Some researchers note that morning stiffness is a circadian symptom that is not fully understood. Some suspect that there may be insufficient cortisol release in the body at night to compensate for elevated proinflammatory cytokines, such as IL-6. But waking up in the middle of the night to take corticosteroids or other anti-inflammatory medications to reduce inflammation would be inconvenient, and not without its own side effects.

Tips for dealing with morning stiffness

If you have inflammatory arthritis, controlling morning stiffness involves working with your doctor to control inflammation. No matter what type of arthritis you have, here are some tips that can help:

  • Sleep in a position that supports your joints.
  • Make sure your room or sleeping environment is warm. Set a comfortable temperature on the thermostat and use heating pads and electric blankets to get extra heat if you need it.
  • Before you get out of bed, do simple stretching exercises to work out.
  • When you first get up, take a hot shower, being under warm water will relax you.
  • Do a few more exercises once your muscles start to loosen.
  • It is easier said than done, but when you go to bed, leave work, stress or any problem. Consciously plan to escape stress to help reduce tension and allow your body to relax before falling asleep.
  • If possible, delay your activities until later in the day. If you work, consider requesting a later start time.

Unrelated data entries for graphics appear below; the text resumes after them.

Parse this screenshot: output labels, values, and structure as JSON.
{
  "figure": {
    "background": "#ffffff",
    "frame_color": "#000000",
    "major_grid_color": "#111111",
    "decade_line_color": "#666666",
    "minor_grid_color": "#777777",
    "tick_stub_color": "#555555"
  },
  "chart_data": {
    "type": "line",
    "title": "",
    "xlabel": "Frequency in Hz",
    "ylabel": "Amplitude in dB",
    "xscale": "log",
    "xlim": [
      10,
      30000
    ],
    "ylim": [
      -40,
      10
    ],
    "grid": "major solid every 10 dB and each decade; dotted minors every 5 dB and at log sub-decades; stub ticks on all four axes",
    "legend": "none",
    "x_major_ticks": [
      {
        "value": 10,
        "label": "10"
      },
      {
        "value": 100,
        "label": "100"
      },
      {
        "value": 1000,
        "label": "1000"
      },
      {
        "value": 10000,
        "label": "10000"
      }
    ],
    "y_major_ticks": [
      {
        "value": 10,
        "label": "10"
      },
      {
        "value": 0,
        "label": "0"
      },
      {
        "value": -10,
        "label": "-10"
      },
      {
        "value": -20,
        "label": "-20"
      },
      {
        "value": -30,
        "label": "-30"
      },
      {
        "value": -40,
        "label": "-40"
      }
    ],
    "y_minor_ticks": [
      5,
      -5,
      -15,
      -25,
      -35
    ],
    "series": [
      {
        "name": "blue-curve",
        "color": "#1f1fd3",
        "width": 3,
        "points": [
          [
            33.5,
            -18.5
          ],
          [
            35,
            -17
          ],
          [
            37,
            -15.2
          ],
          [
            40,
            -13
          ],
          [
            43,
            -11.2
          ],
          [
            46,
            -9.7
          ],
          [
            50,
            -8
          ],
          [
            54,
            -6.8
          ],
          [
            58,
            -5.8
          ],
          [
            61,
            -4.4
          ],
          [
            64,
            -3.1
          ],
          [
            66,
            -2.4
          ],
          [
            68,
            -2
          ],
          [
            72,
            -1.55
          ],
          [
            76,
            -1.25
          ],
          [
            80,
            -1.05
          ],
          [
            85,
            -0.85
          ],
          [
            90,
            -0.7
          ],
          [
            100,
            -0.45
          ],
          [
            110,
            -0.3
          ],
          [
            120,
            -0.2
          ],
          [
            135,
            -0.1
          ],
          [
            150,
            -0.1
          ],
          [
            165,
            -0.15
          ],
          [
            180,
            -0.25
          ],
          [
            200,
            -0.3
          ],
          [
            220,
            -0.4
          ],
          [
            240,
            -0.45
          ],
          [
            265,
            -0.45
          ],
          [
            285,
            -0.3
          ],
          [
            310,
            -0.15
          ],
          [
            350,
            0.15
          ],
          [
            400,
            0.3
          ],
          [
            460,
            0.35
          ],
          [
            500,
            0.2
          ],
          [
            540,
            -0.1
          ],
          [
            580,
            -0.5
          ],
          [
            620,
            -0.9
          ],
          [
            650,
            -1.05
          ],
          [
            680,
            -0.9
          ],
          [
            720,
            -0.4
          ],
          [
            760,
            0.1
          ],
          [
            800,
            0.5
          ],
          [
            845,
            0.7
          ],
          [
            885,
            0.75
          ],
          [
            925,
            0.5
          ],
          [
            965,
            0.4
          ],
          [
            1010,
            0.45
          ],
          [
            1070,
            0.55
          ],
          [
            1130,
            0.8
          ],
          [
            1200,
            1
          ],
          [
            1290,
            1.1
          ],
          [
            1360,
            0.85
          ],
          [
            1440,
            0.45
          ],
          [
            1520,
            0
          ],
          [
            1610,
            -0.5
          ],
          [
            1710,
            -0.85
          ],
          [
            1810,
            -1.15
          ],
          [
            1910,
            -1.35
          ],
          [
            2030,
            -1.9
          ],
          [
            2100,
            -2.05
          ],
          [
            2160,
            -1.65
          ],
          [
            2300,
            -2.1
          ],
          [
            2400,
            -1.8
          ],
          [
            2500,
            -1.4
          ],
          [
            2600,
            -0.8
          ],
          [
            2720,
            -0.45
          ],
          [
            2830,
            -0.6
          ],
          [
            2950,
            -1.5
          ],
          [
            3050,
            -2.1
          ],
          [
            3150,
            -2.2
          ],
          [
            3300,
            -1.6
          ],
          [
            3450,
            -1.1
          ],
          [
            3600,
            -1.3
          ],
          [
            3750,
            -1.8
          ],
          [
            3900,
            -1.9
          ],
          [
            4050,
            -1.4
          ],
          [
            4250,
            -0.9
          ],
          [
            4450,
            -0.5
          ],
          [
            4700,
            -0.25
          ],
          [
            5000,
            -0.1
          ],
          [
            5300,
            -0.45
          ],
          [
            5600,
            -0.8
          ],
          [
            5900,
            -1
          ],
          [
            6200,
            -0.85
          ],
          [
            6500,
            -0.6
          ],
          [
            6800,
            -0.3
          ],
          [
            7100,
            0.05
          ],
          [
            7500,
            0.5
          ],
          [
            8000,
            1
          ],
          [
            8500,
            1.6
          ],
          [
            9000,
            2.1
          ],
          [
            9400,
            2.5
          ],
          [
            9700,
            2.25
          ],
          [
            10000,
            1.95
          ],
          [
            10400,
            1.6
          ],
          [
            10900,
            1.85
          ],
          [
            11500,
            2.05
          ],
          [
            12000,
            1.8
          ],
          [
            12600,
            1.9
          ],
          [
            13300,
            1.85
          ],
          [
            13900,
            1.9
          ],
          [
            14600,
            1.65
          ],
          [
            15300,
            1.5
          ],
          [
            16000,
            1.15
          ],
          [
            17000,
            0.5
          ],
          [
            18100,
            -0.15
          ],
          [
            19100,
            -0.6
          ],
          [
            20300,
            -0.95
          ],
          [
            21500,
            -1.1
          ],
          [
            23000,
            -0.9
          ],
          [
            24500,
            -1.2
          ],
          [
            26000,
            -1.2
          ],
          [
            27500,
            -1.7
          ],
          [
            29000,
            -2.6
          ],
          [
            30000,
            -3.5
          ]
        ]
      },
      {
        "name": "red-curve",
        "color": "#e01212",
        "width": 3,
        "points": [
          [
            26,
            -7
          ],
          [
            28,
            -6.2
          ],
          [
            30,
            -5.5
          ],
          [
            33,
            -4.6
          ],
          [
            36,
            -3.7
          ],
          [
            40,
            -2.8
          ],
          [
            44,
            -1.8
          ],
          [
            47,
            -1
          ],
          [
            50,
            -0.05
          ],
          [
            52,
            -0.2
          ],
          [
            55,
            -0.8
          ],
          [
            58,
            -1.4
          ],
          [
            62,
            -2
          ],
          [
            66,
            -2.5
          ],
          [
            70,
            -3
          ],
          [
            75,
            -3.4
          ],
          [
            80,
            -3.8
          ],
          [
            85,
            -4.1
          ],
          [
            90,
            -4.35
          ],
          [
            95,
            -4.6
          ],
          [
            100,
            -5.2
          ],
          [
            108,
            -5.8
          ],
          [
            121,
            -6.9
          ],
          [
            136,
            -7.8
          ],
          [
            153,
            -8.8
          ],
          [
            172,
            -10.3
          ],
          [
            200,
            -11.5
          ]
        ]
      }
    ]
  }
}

Morning stiffness affects your level of frustration, your ability to work, and your overall quality of life. Think about it on a smaller scale. How do you feel when you wake up with a strong toothache? Imagine that same discomfort in your entire body. You would do anything to stop it, right? You need to continue your daily routine. Imagine also if this happened day after day.

Do whatever you can to reduce your morning stiffness. Try different things to see what works best for you. Talk to your doctor. Even minimal effort (for example, exercise or a good rest) helps a lot. If morning stiffness is a big problem for you, you may need to consider changes to your medication regimen.